Action keywords


Inside a step, goto some other step. The step's memories are saved and its messages are sent right after this instruction, and before the next step is started.

Special cases:

  • If the target step does not exist, the conversation will be closed.

  • If the target step is end, the conversation is closed.

goto behaves as return in other languages: anything after a goto is ignored, the goto is immediately executed.

To reach another flow, you can also use goto flow otherflow .

goto somestep
say "after the goto" /* will not be executed */
goto someotherstep /* will not be executed */
say "hi"
someotherstep: /* will not be executed */
say "hey"


Send a message to the end user.

say "The quick brown fox jumps over the lazy dog."


Wait for user input: simply hold the conversation in place until the user responds.

say "What's up doc?"
remember updoc = event
goto end


Save a value to the bot's memory with the given key. It can later be retrieved (as soon as the next step) with "{{memory_item}}".

By default, the scope is bot/user/channel. The same user on a different channel, or a different user on the same channel, or the same user with a different bot will get a fresh memory instance.

// remember a hardcoded value
remember truc = "tutu"
// remember a local variable
do myvar = 123
remember tata = myvar
// overriding a local variable's scope
do myvar = 123 // `myvar` has a local scope
remember myvar = myvar // `myvar` is now a globally-available memory
do myvar = myvar // `myvar` will still be available globally


Execute the following expression.

Usually used for executing functions without caring for its return value, or for updating values of objects or arrays.

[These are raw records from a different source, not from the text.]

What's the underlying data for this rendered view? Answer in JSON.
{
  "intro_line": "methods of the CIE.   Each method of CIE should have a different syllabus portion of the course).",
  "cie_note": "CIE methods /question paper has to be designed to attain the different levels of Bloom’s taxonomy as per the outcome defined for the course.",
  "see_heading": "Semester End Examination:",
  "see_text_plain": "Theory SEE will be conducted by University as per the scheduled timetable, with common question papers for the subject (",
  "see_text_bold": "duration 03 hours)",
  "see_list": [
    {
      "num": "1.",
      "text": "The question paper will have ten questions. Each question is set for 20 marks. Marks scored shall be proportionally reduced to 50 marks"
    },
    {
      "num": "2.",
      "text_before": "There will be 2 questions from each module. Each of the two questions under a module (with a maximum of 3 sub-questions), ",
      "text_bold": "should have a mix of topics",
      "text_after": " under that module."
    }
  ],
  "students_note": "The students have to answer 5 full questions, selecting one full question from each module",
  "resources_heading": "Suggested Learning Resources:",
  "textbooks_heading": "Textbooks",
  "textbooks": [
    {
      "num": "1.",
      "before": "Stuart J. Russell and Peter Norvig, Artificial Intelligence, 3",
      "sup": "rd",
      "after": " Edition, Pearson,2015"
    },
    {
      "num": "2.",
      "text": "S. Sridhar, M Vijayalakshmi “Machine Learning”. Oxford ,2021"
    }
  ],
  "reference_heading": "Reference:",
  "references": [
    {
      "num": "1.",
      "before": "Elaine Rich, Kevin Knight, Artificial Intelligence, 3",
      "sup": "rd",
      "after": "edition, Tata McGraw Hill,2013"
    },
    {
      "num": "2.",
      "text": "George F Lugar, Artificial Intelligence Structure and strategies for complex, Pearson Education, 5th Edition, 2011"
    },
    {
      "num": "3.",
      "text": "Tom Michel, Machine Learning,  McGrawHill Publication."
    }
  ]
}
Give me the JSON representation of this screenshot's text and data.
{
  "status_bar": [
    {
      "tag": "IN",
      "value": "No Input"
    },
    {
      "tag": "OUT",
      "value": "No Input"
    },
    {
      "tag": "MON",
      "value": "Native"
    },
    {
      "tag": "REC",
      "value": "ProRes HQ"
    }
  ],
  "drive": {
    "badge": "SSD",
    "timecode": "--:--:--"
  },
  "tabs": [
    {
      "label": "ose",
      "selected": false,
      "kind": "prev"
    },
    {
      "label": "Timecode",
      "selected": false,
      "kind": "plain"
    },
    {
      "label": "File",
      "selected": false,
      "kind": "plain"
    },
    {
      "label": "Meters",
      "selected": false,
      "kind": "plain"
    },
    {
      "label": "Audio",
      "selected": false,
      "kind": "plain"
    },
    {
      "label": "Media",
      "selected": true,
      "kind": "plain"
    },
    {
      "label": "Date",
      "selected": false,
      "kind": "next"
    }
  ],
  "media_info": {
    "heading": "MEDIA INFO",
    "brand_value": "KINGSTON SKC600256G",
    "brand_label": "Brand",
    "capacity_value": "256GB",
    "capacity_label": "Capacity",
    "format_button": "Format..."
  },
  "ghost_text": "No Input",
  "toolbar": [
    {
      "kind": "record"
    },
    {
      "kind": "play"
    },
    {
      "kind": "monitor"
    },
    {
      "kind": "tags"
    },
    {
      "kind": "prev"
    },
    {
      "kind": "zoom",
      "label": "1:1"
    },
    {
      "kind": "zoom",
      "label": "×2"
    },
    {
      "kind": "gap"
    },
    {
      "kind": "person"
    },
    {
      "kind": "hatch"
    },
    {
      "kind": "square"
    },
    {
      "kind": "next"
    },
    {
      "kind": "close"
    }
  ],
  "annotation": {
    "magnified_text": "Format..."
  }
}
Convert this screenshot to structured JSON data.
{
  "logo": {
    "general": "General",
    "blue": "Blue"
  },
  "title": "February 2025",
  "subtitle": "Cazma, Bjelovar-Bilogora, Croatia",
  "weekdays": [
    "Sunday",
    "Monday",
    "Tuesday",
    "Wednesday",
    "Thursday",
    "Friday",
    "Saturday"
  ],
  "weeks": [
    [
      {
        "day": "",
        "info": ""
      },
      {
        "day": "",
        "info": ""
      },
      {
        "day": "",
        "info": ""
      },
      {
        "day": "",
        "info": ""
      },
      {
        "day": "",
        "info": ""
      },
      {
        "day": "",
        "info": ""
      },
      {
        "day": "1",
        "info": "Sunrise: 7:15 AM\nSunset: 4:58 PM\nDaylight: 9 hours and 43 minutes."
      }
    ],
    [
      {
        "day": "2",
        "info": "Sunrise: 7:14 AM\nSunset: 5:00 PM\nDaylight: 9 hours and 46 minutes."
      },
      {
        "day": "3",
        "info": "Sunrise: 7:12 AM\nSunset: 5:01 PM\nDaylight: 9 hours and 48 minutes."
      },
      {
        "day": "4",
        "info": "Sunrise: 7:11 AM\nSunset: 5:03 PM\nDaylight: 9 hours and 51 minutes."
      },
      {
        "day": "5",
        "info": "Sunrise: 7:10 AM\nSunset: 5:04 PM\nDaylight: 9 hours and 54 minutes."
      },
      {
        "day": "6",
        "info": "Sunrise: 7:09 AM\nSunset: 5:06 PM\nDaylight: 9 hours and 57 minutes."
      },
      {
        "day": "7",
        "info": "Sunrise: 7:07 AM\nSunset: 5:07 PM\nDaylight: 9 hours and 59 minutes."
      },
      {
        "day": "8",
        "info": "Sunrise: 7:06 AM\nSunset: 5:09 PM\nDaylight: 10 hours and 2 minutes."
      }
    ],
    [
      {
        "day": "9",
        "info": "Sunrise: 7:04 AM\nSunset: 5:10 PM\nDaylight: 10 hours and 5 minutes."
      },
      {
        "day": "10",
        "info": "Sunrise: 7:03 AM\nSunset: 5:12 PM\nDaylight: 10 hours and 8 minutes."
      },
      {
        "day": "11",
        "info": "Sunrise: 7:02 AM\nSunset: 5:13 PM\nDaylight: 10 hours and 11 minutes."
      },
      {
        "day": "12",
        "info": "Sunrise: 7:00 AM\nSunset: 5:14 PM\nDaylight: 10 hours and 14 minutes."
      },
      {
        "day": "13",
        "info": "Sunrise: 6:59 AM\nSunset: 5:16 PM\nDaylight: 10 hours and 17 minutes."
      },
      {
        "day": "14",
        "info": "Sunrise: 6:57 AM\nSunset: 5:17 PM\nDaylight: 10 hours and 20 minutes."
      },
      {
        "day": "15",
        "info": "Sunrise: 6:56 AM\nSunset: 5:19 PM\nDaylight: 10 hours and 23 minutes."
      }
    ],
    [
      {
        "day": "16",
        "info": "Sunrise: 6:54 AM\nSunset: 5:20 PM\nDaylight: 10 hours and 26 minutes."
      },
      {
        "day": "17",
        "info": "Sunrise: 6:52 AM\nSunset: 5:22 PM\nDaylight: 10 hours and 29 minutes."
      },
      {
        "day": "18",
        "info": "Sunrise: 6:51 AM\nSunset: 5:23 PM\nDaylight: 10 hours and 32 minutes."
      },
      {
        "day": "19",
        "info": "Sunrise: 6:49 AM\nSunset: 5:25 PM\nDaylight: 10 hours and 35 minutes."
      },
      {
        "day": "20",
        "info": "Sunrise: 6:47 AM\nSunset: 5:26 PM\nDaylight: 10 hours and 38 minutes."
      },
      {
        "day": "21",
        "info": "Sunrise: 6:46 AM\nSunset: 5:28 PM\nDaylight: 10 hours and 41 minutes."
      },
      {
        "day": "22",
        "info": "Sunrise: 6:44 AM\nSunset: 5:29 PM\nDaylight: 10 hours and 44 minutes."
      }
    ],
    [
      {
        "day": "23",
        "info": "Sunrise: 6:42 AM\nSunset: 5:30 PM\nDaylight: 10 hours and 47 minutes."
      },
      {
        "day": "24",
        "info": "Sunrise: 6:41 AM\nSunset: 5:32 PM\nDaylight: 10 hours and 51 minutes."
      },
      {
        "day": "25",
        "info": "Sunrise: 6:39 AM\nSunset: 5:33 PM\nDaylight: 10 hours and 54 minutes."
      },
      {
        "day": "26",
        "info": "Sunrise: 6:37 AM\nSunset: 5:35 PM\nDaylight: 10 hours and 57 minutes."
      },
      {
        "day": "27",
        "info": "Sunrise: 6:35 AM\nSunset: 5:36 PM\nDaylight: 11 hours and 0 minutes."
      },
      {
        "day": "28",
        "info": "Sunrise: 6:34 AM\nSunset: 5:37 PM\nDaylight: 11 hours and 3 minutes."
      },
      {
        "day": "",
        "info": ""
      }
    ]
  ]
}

When used in an assignment (as in x = y), the value x is saved as a local (temporary) variable.

// execute a function
do Fn("someFunc")
// assign new values
do array[3] = "X"
do obj.val.toto = 123
// however, this will fail:
remember myarr = [1, 2]
do myarr[42] = 1 // the array needs to have at least the requested number of items
remember myobj = Object("key"="value")
do myobj.missing.otherkey = 1 // all the parent properties must exist and be objects as well (deprecated)

See as keyword.

This keyword will be deprecated in a future release.

use 42 as answer
say "The answer is {{answer}}"


Iterate over each element of an array.

do array = ["a", "b", "c"]
foreach (val, index) in array {
say "at position {{index}} is element with value {{val}}"


Exit from loops early and continue the flow execution normally.

remember lightsabers = [
{"color": "red", "owner": "Kylo Ren"},
{"color": "purple", "owner": "Mace Windu"},
{"color": "yellow", "owner": "Rey Skywalker"},
{"color": "green", "owner": "Yoda"},
{"color": "red", "owner": "Darth Vader"},
{"color": "green", "owner": "Luke Skywalker"},
foreach (ls) in lightsabers {
say "{{ls.owner}} had a {{ls.color}} lightsaber"
// we want to stop after we find the first green lightsaber
if (ls.color == "green") break
say "There might be even more lightsabers!"

Other keywords


Save any value as a local variable, only available within the step. Local variables remain in memory after the step is done.

do Button("A") as btn1
// is equivalent to
do btn2 = Button("B")
// say and save a component at the same time
say Question(
title = "Pick one",
buttons = [btn1, btn2] as btnlist
) as myquestion
// repeat the same question
say myquestion

if / else if / else

Simple logic operators if, else if and else. See examples.

// regular notation
if (1 > 2) {
say "I have my doubts"
} else if ("mi casa" == "tu casa") {
say "Welcome home"
} else {
say "The force is strong with you"
// shorthand notation
if (sky == "blue") goto beach
else goto restaurant


Whether or not a variable "equals", in any way, another variable.

do Button(
title = "I agree",
accept = ["OK", "yes", "right"]
) as btn
/* a direct click on the button will match the button */
/* typing "yes" will match the button */
/* typing "of course" will not match the button */
if (event match btn) {
say "good"
} else {
say "not good"

mathematical operators

In CSML, you can use the 4 basic mathematical operators +, -, * and /, as well as the modulo operator %. The regular order of operations applies.